Use of the package was integrated with support from a trained respiratory nurse via home visits, telephone, and email contact. The nurse coach assisted participants to use the website and hardware (if provided), and supported patient self-management through individualized patient-led goal-setting. The role comprised user support for TPP, encouragement to use TPP, and “signposting” to other online resources for self-management through supportive email messages.

Patient-centered coaching to enhance confidence to self-manage was also a component. This included agenda-setting, patient-led goal-setting, support for and action planning to complement TPP-generated action plans, problem-solving, goal review, verbal encouragement, and focus on past successes.

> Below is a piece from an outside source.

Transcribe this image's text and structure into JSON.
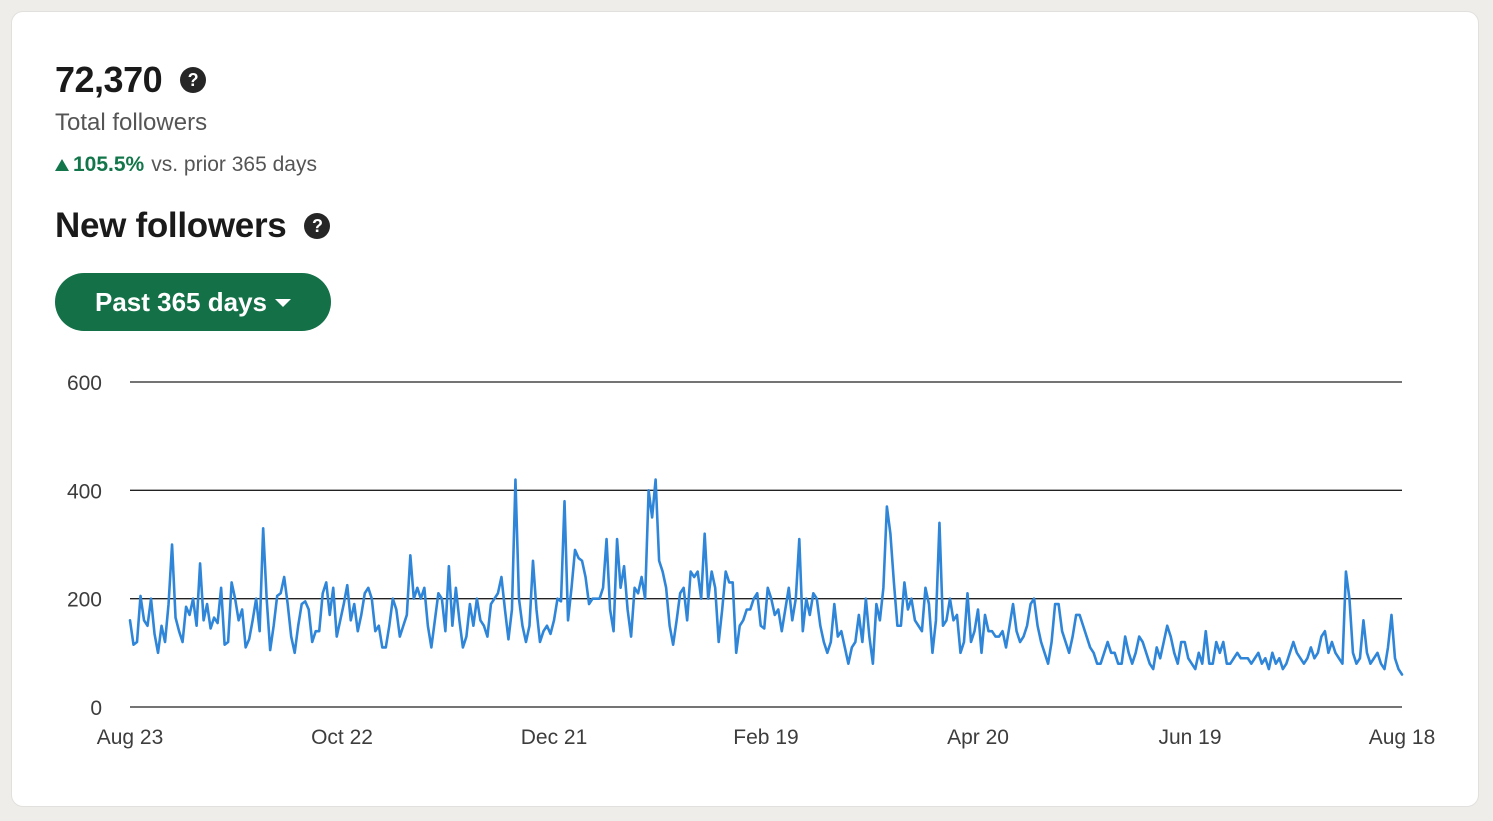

Patient-led goals could range from specific health-related behaviors, such as healthy eating, to broader lifestyle issues, such as meeting friends. Specifically, the communication style of this role incorporated coproduction, and was distinct from that of the nurse coach’s usual role as a respiratory nurse specialist, in that there was a strong emphasis on support relative to expert medical advice. For example, if a patient were to say that they thought they were having an exacerbation and ask if they should start their rescue pack, the role of the nurse coach was to educate through asking:

Why do you think you are having an exacerbation? What are your symptoms? What advice have you been given about these symptoms previously? Do you have any written instructions, such as a self-management plan?

This required specific skills distinct from medical knowledge. Education to complement information was available through TPP, with condition-specific education as appropriate to each participant’s needs.

When a participant joined the project, the nurse made an initial home visit. During this visit, she introduced the participant to TPP, provided contact details and written information about the program, collected baseline assessment data, supported the patient in completing the health-risk assessment, generated the personal prevention plan, and discussed self-management priorities, patient-led goal-setting, and action plan, and agreed on follow-up contact.

During each subsequent contact, the nurse would support the participant in problem-solving and working toward their goals, agreeing on methods and timing of goal follow-up on each occasion according to patient preference. Participants were asked whether they would like the next contact to be a visit, phone call, or text. If more than 14 days had elapsed since the previous contact, then the nurse coach would text the patient inquiring what progress they were making. If no reply had been received within 3–4 days, then she would telephone. The level of support provided by the nurse coach was flexible and responsive to the patient’s level of engagement with the intervention, eg, more frequent phone calls or emails to encourage contact with patients who were not readily engaging.